Couldn’t the BBC have filled at least some of the seats? First night of the Proms reviewed

Plus: a spry, smiling account of the Eroica and Rattle at his wacky best

The First Night of the Proms 2020 played to an empty Royal Albert Hall. Photo: Chris Christodoulou 
issue 05 September 2020

The Royal Albert Hall, as Douglas Adams never wrote, is big. Really big. You just won’t believe how vastly, hugely, mind-bogglingly big it is. Which is great if you want a colossal audience; less great as a venue for classical music. True, sound engineers have brought us a long way from the 19th century, when one critic (it might have been Bernard Shaw) described a Weber overture wafting around that cavernous acoustic like a feather caught in a draught. If you tune in to Radio 3 — which is how most listeners have always heard the Proms — it sounds fine.

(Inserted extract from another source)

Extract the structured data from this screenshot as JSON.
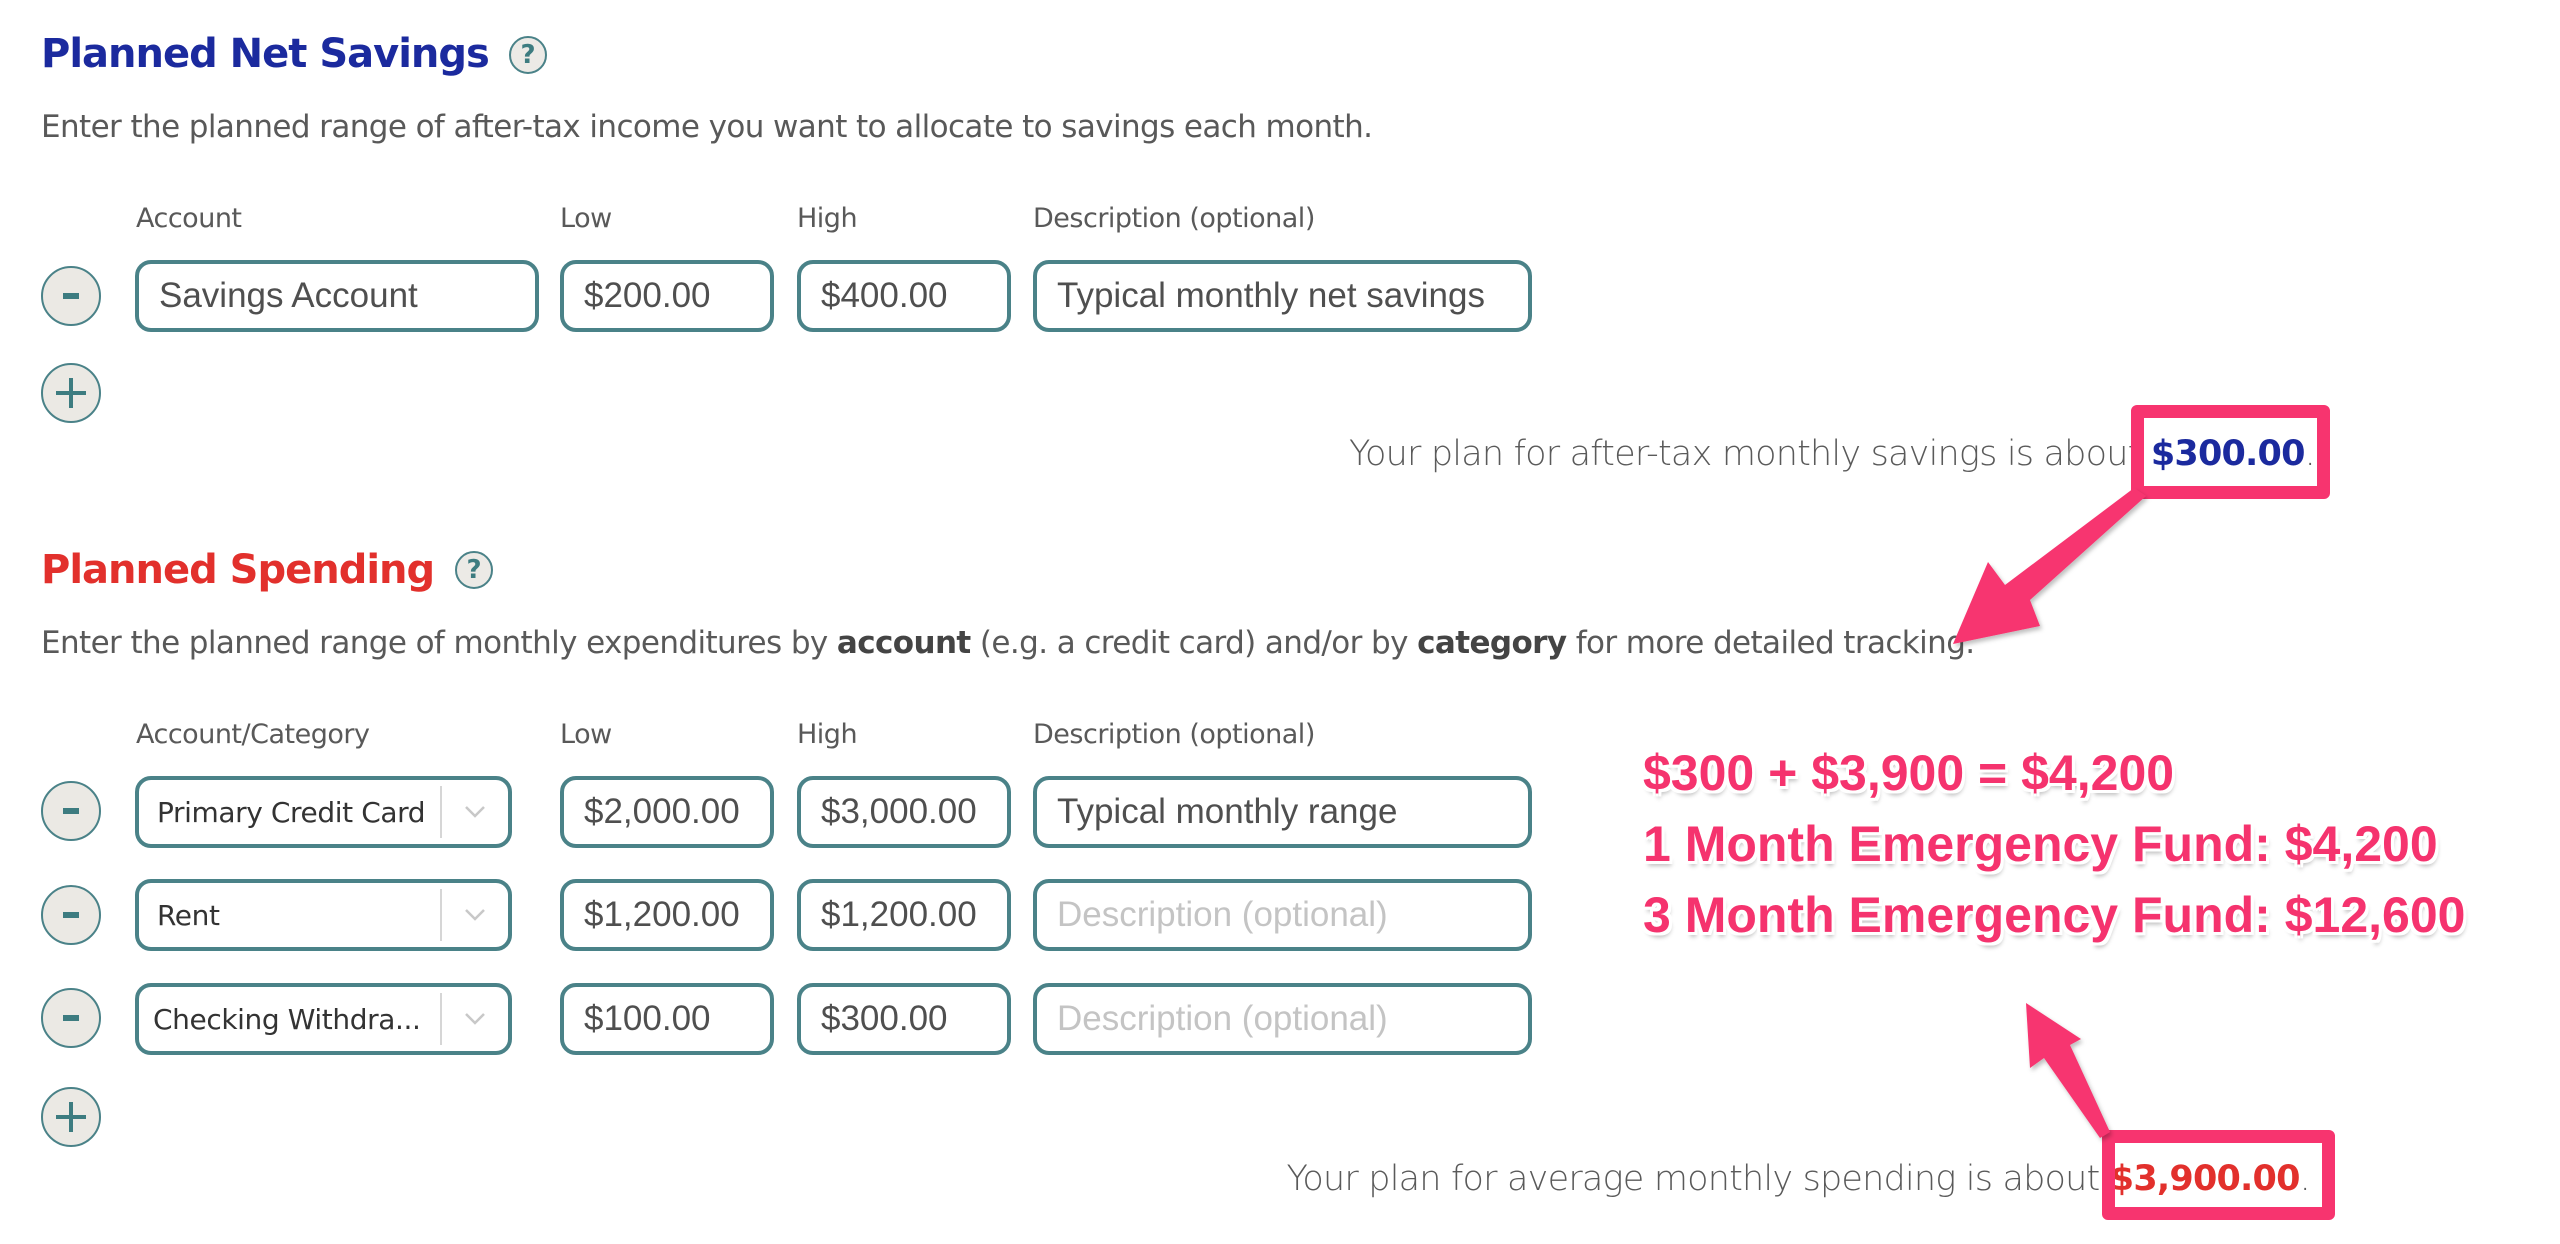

But it wouldn’t be anyone’s first choice of venue for a series of classical concerts unless, as mentioned, you’re expecting a vastly, hugely, mind-bogglingly big audience.

The first night of this year’s live Proms had the BBC Symphony Orchestra under Sakari Oramo performing to an audience of one: the composer Hannah Kendall, whose new orchestral work Tuxedo: Vasco ‘de’ Gama (the title comes from Jean-Michel Basquiat) opened the concert in a flourish of jagged energy before deflating over a tinkling scrap of a spiritual. Watching it on TV had certain benefits: the camera zoomed in on the tailcoated percussionist earnestly winding a strip of punched paper through an itsy-bitsy musical box. And you were free to hurl cushions at the screen when the presenter stated that the music addresses ‘notions of identity’.

It’s easy to forget that Vaughan Williams studied with Ravel. Rattle certainly didn’t

But you see the problem? When the camera spun round to show Kendall sitting alone in the hall, it did seem rather a pity that an organisation with the BBC’s resources hadn’t found a way to fill at least a few of those 5,000 empty seats. It will have its reasons, of course, possibly quite unrelated to social distancing.